Metal-organic frameworks (MOFs), characterized by their huge specific surface areas, diverse structures and on-demand modular design, are considered as the novel respiratory protection materials with the greatest potential to achieve broad-spectrum protection and in-situ degradation against toxic chemicals. In recent years, the zirconium-based metal-organic frameworks (Zr-MOFs) have been extensively studied due to their high specific surface areas, various surface active sites, remarkable stabilities, as well as excellent CWAs/TICs adsorption and catalytic degradation performance.

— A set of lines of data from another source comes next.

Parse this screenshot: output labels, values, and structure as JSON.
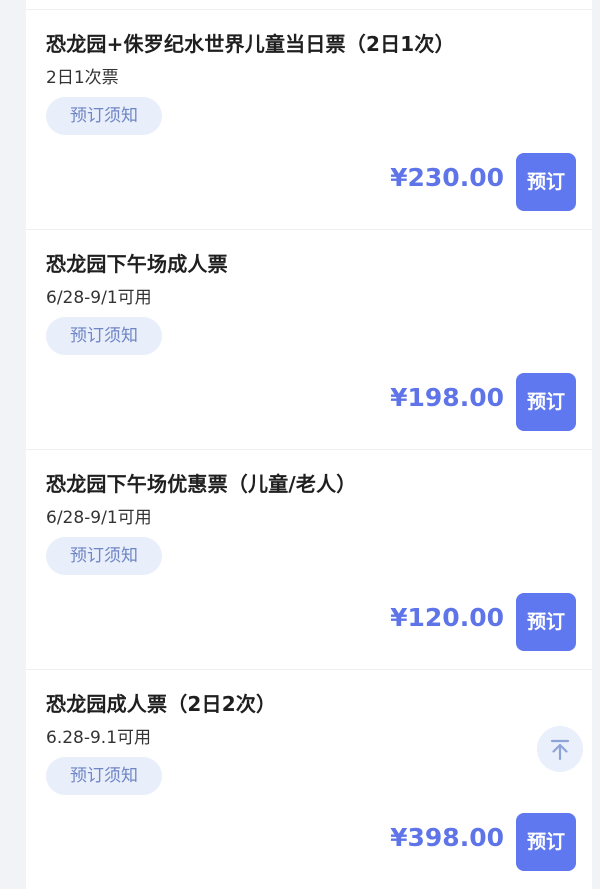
{
  "tickets": [
    {
      "title": "恐龙园+侏罗纪水世界儿童当日票（2日1次）",
      "desc": "2日1次票",
      "notice_label": "预订须知",
      "price": "¥230.00",
      "book_label": "预订"
    },
    {
      "title": "恐龙园下午场成人票",
      "desc": "6/28-9/1可用",
      "notice_label": "预订须知",
      "price": "¥198.00",
      "book_label": "预订"
    },
    {
      "title": "恐龙园下午场优惠票（儿童/老人）",
      "desc": "6/28-9/1可用",
      "notice_label": "预订须知",
      "price": "¥120.00",
      "book_label": "预订"
    },
    {
      "title": "恐龙园成人票（2日2次）",
      "desc": "6.28-9.1可用",
      "notice_label": "预订须知",
      "price": "¥398.00",
      "book_label": "预订"
    }
  ],
  "floating": {
    "back_to_top_icon": "arrow-up-to-top-icon"
  },
  "colors": {
    "accent": "#5f78f0",
    "price": "#5e74e8",
    "notice_bg": "#e9eefb",
    "notice_text": "#6f86c5"
  }
}
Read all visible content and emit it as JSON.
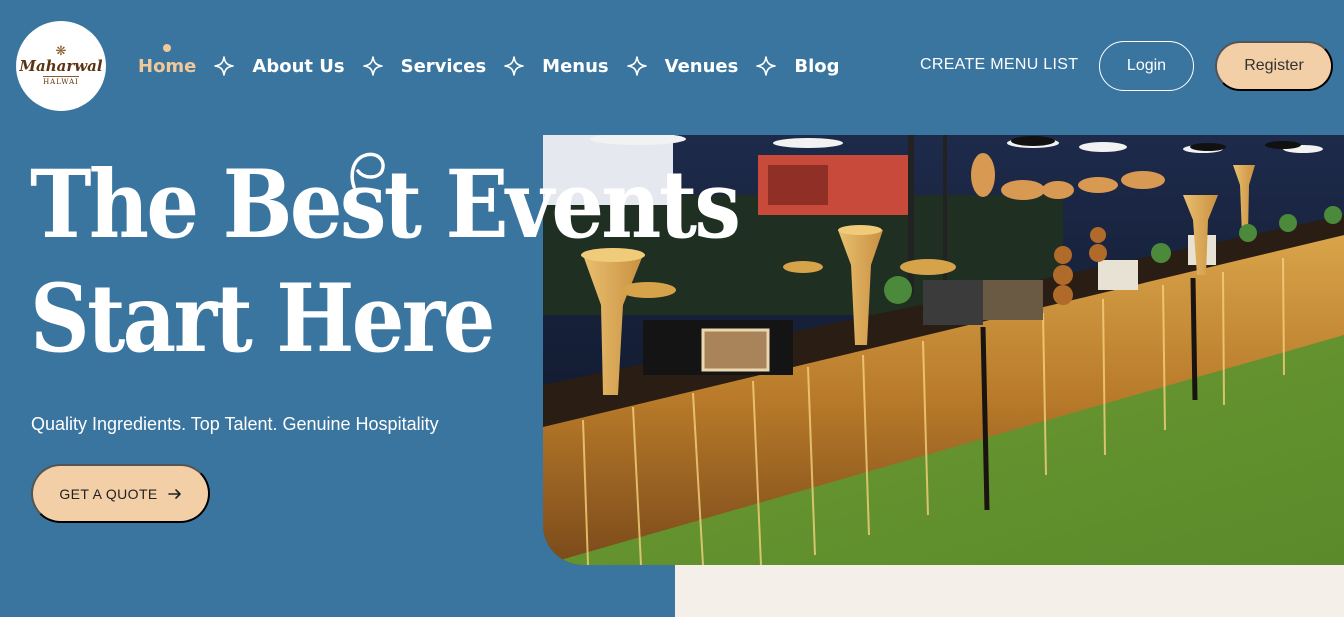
{
  "logo": {
    "brand": "Maharwal",
    "sub": "HALWAI",
    "ornament": "❋"
  },
  "nav": [
    {
      "label": "Home",
      "active": true
    },
    {
      "label": "About Us"
    },
    {
      "label": "Services"
    },
    {
      "label": "Menus"
    },
    {
      "label": "Venues"
    },
    {
      "label": "Blog"
    }
  ],
  "header": {
    "create_menu_label": "CREATE MENU LIST",
    "login_label": "Login",
    "register_label": "Register"
  },
  "hero": {
    "headline_line1": "The Best Events",
    "headline_line2": "Start Here",
    "tagline": "Quality Ingredients. Top Talent. Genuine Hospitality",
    "cta_label": "GET A QUOTE",
    "image_description_icon": "buffet-photo"
  },
  "colors": {
    "background": "#3a75a0",
    "accent": "#f2cfa7",
    "active_nav": "#f0c99a",
    "cream": "#f5efe9"
  },
  "icons": {
    "separator": "four-point-star-icon",
    "cta_arrow": "arrow-right-icon"
  }
}
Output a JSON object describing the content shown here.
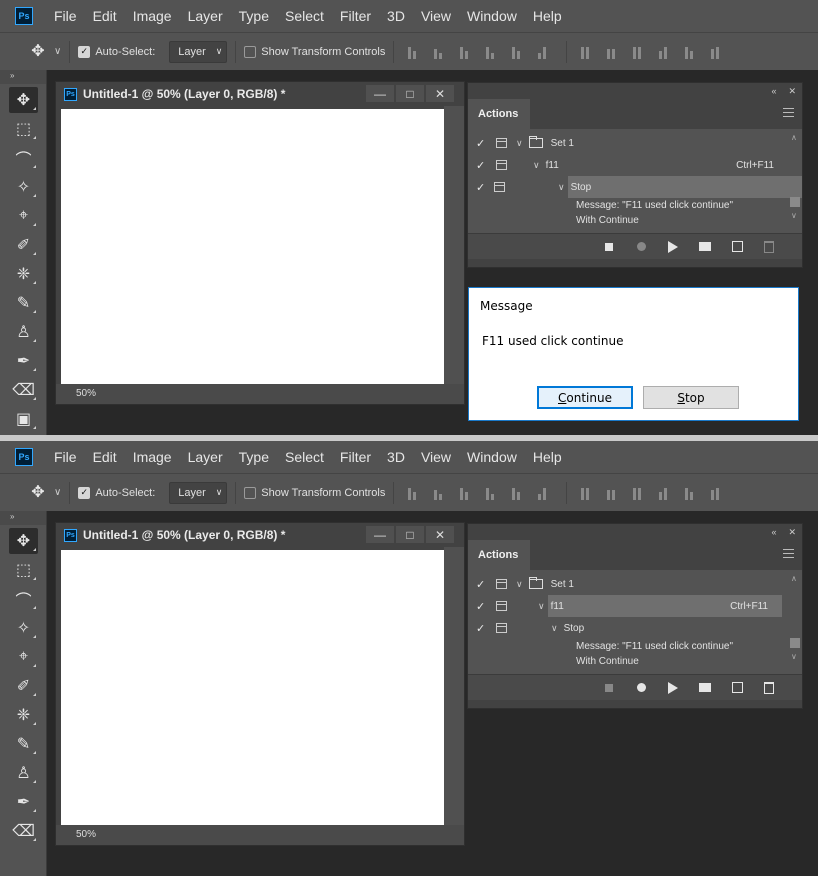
{
  "app": {
    "logo_text": "Ps",
    "menu": [
      "File",
      "Edit",
      "Image",
      "Layer",
      "Type",
      "Select",
      "Filter",
      "3D",
      "View",
      "Window",
      "Help"
    ]
  },
  "options": {
    "auto_select_label": "Auto-Select:",
    "auto_select_checked": true,
    "layer_dropdown_value": "Layer",
    "show_transform_label": "Show Transform Controls",
    "show_transform_checked": false
  },
  "document": {
    "title": "Untitled-1 @ 50% (Layer 0, RGB/8) *",
    "title_ps": "Ps",
    "zoom": "50%",
    "window_buttons": [
      "—",
      "□",
      "✕"
    ]
  },
  "actions_panel": {
    "tab_label": "Actions",
    "collapse_glyph": "«",
    "close_glyph": "✕",
    "set_name": "Set 1",
    "action_name": "f11",
    "action_shortcut": "Ctrl+F11",
    "step_name": "Stop",
    "step_message": "Message:  \"F11 used  click continue\"",
    "step_with_continue": "With Continue",
    "check_glyph": "✓",
    "chevron_glyph": "∨"
  },
  "top_screenshot": {
    "selected_row": "step"
  },
  "bottom_screenshot": {
    "selected_row": "action"
  },
  "dialog": {
    "title": "Message",
    "message": "F11 used  click continue",
    "continue_first": "C",
    "continue_rest": "ontinue",
    "stop_first": "S",
    "stop_rest": "top"
  },
  "colors": {
    "ps_blue": "#31a8ff",
    "panel_bg": "#535353",
    "dialog_accent": "#0078d7"
  }
}
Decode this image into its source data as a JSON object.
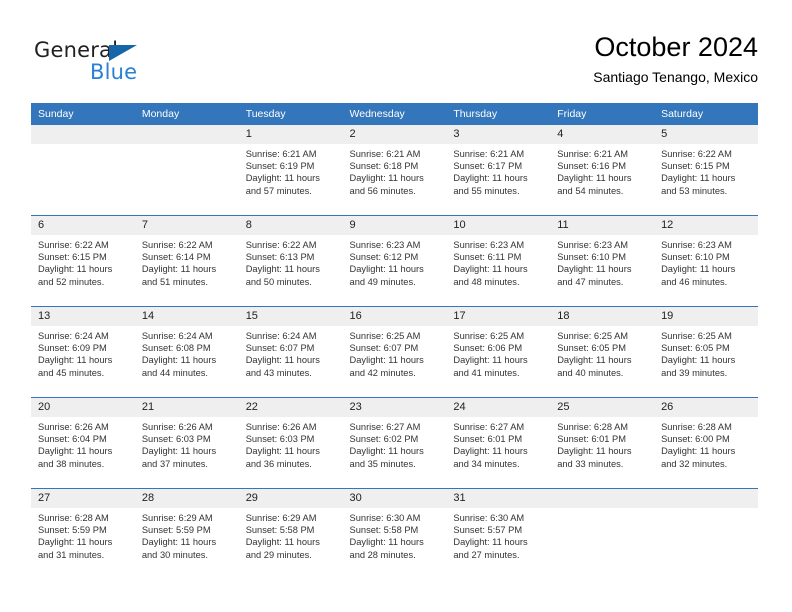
{
  "logo": {
    "word_one": "General",
    "word_two": "Blue",
    "triangle_icon": "triangle-icon",
    "colors": {
      "general_text": "#231f20",
      "blue_text": "#2980d6",
      "triangle": "#1565a8"
    }
  },
  "header": {
    "title": "October 2024",
    "subtitle": "Santiago Tenango, Mexico"
  },
  "theme": {
    "header_row_bg": "#3376bb",
    "daynum_bg": "#efefef",
    "week_separator": "#3376bb"
  },
  "weekday_headers": [
    "Sunday",
    "Monday",
    "Tuesday",
    "Wednesday",
    "Thursday",
    "Friday",
    "Saturday"
  ],
  "weeks": [
    [
      {
        "day": "",
        "empty": true,
        "sunrise": "",
        "sunset": "",
        "daylight_line1": "",
        "daylight_line2": ""
      },
      {
        "day": "",
        "empty": true,
        "sunrise": "",
        "sunset": "",
        "daylight_line1": "",
        "daylight_line2": ""
      },
      {
        "day": "1",
        "sunrise": "Sunrise: 6:21 AM",
        "sunset": "Sunset: 6:19 PM",
        "daylight_line1": "Daylight: 11 hours",
        "daylight_line2": "and 57 minutes."
      },
      {
        "day": "2",
        "sunrise": "Sunrise: 6:21 AM",
        "sunset": "Sunset: 6:18 PM",
        "daylight_line1": "Daylight: 11 hours",
        "daylight_line2": "and 56 minutes."
      },
      {
        "day": "3",
        "sunrise": "Sunrise: 6:21 AM",
        "sunset": "Sunset: 6:17 PM",
        "daylight_line1": "Daylight: 11 hours",
        "daylight_line2": "and 55 minutes."
      },
      {
        "day": "4",
        "sunrise": "Sunrise: 6:21 AM",
        "sunset": "Sunset: 6:16 PM",
        "daylight_line1": "Daylight: 11 hours",
        "daylight_line2": "and 54 minutes."
      },
      {
        "day": "5",
        "sunrise": "Sunrise: 6:22 AM",
        "sunset": "Sunset: 6:15 PM",
        "daylight_line1": "Daylight: 11 hours",
        "daylight_line2": "and 53 minutes."
      }
    ],
    [
      {
        "day": "6",
        "sunrise": "Sunrise: 6:22 AM",
        "sunset": "Sunset: 6:15 PM",
        "daylight_line1": "Daylight: 11 hours",
        "daylight_line2": "and 52 minutes."
      },
      {
        "day": "7",
        "sunrise": "Sunrise: 6:22 AM",
        "sunset": "Sunset: 6:14 PM",
        "daylight_line1": "Daylight: 11 hours",
        "daylight_line2": "and 51 minutes."
      },
      {
        "day": "8",
        "sunrise": "Sunrise: 6:22 AM",
        "sunset": "Sunset: 6:13 PM",
        "daylight_line1": "Daylight: 11 hours",
        "daylight_line2": "and 50 minutes."
      },
      {
        "day": "9",
        "sunrise": "Sunrise: 6:23 AM",
        "sunset": "Sunset: 6:12 PM",
        "daylight_line1": "Daylight: 11 hours",
        "daylight_line2": "and 49 minutes."
      },
      {
        "day": "10",
        "sunrise": "Sunrise: 6:23 AM",
        "sunset": "Sunset: 6:11 PM",
        "daylight_line1": "Daylight: 11 hours",
        "daylight_line2": "and 48 minutes."
      },
      {
        "day": "11",
        "sunrise": "Sunrise: 6:23 AM",
        "sunset": "Sunset: 6:10 PM",
        "daylight_line1": "Daylight: 11 hours",
        "daylight_line2": "and 47 minutes."
      },
      {
        "day": "12",
        "sunrise": "Sunrise: 6:23 AM",
        "sunset": "Sunset: 6:10 PM",
        "daylight_line1": "Daylight: 11 hours",
        "daylight_line2": "and 46 minutes."
      }
    ],
    [
      {
        "day": "13",
        "sunrise": "Sunrise: 6:24 AM",
        "sunset": "Sunset: 6:09 PM",
        "daylight_line1": "Daylight: 11 hours",
        "daylight_line2": "and 45 minutes."
      },
      {
        "day": "14",
        "sunrise": "Sunrise: 6:24 AM",
        "sunset": "Sunset: 6:08 PM",
        "daylight_line1": "Daylight: 11 hours",
        "daylight_line2": "and 44 minutes."
      },
      {
        "day": "15",
        "sunrise": "Sunrise: 6:24 AM",
        "sunset": "Sunset: 6:07 PM",
        "daylight_line1": "Daylight: 11 hours",
        "daylight_line2": "and 43 minutes."
      },
      {
        "day": "16",
        "sunrise": "Sunrise: 6:25 AM",
        "sunset": "Sunset: 6:07 PM",
        "daylight_line1": "Daylight: 11 hours",
        "daylight_line2": "and 42 minutes."
      },
      {
        "day": "17",
        "sunrise": "Sunrise: 6:25 AM",
        "sunset": "Sunset: 6:06 PM",
        "daylight_line1": "Daylight: 11 hours",
        "daylight_line2": "and 41 minutes."
      },
      {
        "day": "18",
        "sunrise": "Sunrise: 6:25 AM",
        "sunset": "Sunset: 6:05 PM",
        "daylight_line1": "Daylight: 11 hours",
        "daylight_line2": "and 40 minutes."
      },
      {
        "day": "19",
        "sunrise": "Sunrise: 6:25 AM",
        "sunset": "Sunset: 6:05 PM",
        "daylight_line1": "Daylight: 11 hours",
        "daylight_line2": "and 39 minutes."
      }
    ],
    [
      {
        "day": "20",
        "sunrise": "Sunrise: 6:26 AM",
        "sunset": "Sunset: 6:04 PM",
        "daylight_line1": "Daylight: 11 hours",
        "daylight_line2": "and 38 minutes."
      },
      {
        "day": "21",
        "sunrise": "Sunrise: 6:26 AM",
        "sunset": "Sunset: 6:03 PM",
        "daylight_line1": "Daylight: 11 hours",
        "daylight_line2": "and 37 minutes."
      },
      {
        "day": "22",
        "sunrise": "Sunrise: 6:26 AM",
        "sunset": "Sunset: 6:03 PM",
        "daylight_line1": "Daylight: 11 hours",
        "daylight_line2": "and 36 minutes."
      },
      {
        "day": "23",
        "sunrise": "Sunrise: 6:27 AM",
        "sunset": "Sunset: 6:02 PM",
        "daylight_line1": "Daylight: 11 hours",
        "daylight_line2": "and 35 minutes."
      },
      {
        "day": "24",
        "sunrise": "Sunrise: 6:27 AM",
        "sunset": "Sunset: 6:01 PM",
        "daylight_line1": "Daylight: 11 hours",
        "daylight_line2": "and 34 minutes."
      },
      {
        "day": "25",
        "sunrise": "Sunrise: 6:28 AM",
        "sunset": "Sunset: 6:01 PM",
        "daylight_line1": "Daylight: 11 hours",
        "daylight_line2": "and 33 minutes."
      },
      {
        "day": "26",
        "sunrise": "Sunrise: 6:28 AM",
        "sunset": "Sunset: 6:00 PM",
        "daylight_line1": "Daylight: 11 hours",
        "daylight_line2": "and 32 minutes."
      }
    ],
    [
      {
        "day": "27",
        "sunrise": "Sunrise: 6:28 AM",
        "sunset": "Sunset: 5:59 PM",
        "daylight_line1": "Daylight: 11 hours",
        "daylight_line2": "and 31 minutes."
      },
      {
        "day": "28",
        "sunrise": "Sunrise: 6:29 AM",
        "sunset": "Sunset: 5:59 PM",
        "daylight_line1": "Daylight: 11 hours",
        "daylight_line2": "and 30 minutes."
      },
      {
        "day": "29",
        "sunrise": "Sunrise: 6:29 AM",
        "sunset": "Sunset: 5:58 PM",
        "daylight_line1": "Daylight: 11 hours",
        "daylight_line2": "and 29 minutes."
      },
      {
        "day": "30",
        "sunrise": "Sunrise: 6:30 AM",
        "sunset": "Sunset: 5:58 PM",
        "daylight_line1": "Daylight: 11 hours",
        "daylight_line2": "and 28 minutes."
      },
      {
        "day": "31",
        "sunrise": "Sunrise: 6:30 AM",
        "sunset": "Sunset: 5:57 PM",
        "daylight_line1": "Daylight: 11 hours",
        "daylight_line2": "and 27 minutes."
      },
      {
        "day": "",
        "empty": true,
        "sunrise": "",
        "sunset": "",
        "daylight_line1": "",
        "daylight_line2": ""
      },
      {
        "day": "",
        "empty": true,
        "sunrise": "",
        "sunset": "",
        "daylight_line1": "",
        "daylight_line2": ""
      }
    ]
  ]
}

In terms of Zr-MOFs used for the adsorption removal of CWAs and TICs, current research work mainly focuses on UiO-66-NH2. Researchers have systematically studied the adsorption properties of UiO-66-NH2 powders and granules. They found that UiO-66-NH2 powders shows excellent intrinsic adsorption capacities for many TICs, such as NH3, Cl2, and NO2. The hierarchical structure was further developed in UiO-66-NH2 to increase the diffusion rates of toxic molecules through the pores of UiO-66-NH2 granules. In terms of Zr-MOFs used for the catalytic degradation of CWAs and TICs, current research work mainly focuses on a series of Zr-MOFs with different node connectivity. By optimizing the pore size, node connectivity and types of organic ligands, researchers have effectively regulated the catalytic degradation performance of Zr-MOFs against toxic chemicals. They further investigated the catalytic degradation behavior of toxic chemicals in heterogeneous buffer and pure liquid environment, so as to promote the practical application of Zr-MOFs as protection materials.
This review focuses on the Zr-MOFs respiratory protection materials. Based on analysis of the structures and surface chemistry of Zr-MOFs, this paper summarized the research progress on the application of Zr-MOFs in toxic chemicals adsorption and degradation. The structure-activity relationship of Zr-MOFs respiratory protection materials was discussed and the future research trend was also prospected.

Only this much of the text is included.